Globally, about 16% of disabling hearing loss in adults is due to occupational-related noise (3). Studies conducted in the United States revealed that about 33% of workers are potentially affected by occupational noise-induced hearing loss (9). In Canada, 35% of metal workshop workers experienced noise-induced hearing loss (10) and in Japan, 61.5% of participants experienced this problem (11). Noise-induced hearing loss due to excessive noise levels was high in different countries, for instance, it was 30.4% in Nepal (12), 35.0% in Jordan (13), and 38% in a study conducted in Saudi Arabia (14). Noise-induced hearing loss in Botswana accounts for 78% of all metal workshop workers (15). In Sudan, about 62.5, 10, and 12.5% of metal workers develop noise-induced hearing loss in the bilateral ear, right, and left ear, respectively (16). Hearing loss is the 4th main root cause of disability, with an estimated yearly cost of ≥750 billion dollars (17).

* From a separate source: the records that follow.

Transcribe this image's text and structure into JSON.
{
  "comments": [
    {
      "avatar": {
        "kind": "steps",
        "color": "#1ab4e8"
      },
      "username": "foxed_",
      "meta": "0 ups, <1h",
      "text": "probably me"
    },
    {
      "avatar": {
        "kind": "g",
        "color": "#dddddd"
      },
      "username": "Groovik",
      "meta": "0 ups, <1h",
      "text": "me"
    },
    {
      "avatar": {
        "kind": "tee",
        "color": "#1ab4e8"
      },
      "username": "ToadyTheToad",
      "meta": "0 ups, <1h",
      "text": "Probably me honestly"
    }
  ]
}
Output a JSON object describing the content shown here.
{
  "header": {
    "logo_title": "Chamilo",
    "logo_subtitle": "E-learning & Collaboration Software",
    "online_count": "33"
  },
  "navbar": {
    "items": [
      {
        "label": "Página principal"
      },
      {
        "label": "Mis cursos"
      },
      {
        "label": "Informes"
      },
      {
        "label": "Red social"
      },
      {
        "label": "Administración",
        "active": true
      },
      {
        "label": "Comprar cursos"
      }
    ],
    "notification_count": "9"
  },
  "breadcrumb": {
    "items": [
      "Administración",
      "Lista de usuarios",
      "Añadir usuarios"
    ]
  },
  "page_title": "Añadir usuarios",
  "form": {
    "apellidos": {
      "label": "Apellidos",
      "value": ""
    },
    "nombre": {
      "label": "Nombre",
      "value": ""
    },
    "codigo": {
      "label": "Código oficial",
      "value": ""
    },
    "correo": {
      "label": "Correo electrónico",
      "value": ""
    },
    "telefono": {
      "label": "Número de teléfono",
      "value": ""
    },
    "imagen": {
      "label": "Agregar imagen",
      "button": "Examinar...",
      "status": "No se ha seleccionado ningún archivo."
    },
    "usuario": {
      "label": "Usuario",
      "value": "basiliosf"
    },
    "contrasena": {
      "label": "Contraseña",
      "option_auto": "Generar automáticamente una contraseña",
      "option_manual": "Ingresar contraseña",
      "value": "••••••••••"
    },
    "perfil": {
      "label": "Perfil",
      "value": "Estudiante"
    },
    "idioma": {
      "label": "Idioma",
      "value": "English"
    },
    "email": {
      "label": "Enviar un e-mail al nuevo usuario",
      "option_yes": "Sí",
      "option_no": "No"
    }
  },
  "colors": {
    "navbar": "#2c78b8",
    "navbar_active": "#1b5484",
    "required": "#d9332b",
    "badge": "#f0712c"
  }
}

Workplace noise exposure shows a significant financial and health impact on individuals and society levels (18, 19). It has also a major psychosocial impact on individuals' daily life. Furthermore, several studies showed that individuals with hearing loss are prone to social isolation, impaired communication with coworkers and family, decreased ability to monitor the work environment, decreased self-esteem, and loss of productivity (16, 20).

Based on previous studies, factors that are associated with hearing loss include occupational noise in the workplace (21), duration of exposure and intensity of working area noise level (22), cigarette smoking (23), age (24), the use of ototoxic medicines (e.g., aminoglycosides), head injury, and chronic ear infection (25, 26). Different studies revealed that minimizing working area noise levels, use of ear protective devices, and creating awareness about the consequence of hearing loss for employers were important means to minimize the risk of acquiring occupational noise-induced hearing loss (3, 27).

Nowadays, hearing loss due to industrialization is a main public health problem in Sub-Saharan Africa, particularly in Ethiopia (12). Although the number of metal workshops in Ethiopia have increased to meet the rising demand for different infrastructures, the level of occupational noise exposure is still not clear. Besides, studies showing the prevalence of hearing loss among metal workshop workers are scarce. Therefore, this study aimed to determine the prevalence of hearing loss and its associated factors among metal workers in Gondar city.

Materials and methods

Study setting, design, and period

A cross-sectional study was conducted among workers at a metal workshop in Gondar city from March to May 2021. Gondar is one of the historical cities in the country and is located in the Central Gondar Zone of the Amhara National Regional State. It is far around 750 km from Addis Ababa, the capital city of Ethiopia. Based on the Gondar city trade and industry office report, a total of 409 employees are found in 46 metal workshops.

Population

All metal factory workers at Gondar city were the source of population. All metal workshop workers who are presented in the study area during the study period were included in the study population.

Eligibility criteria

All adult metal workshop workers whose age is ≥18 years and working in the metal factory at least for 6 months were eligible to participate in the study.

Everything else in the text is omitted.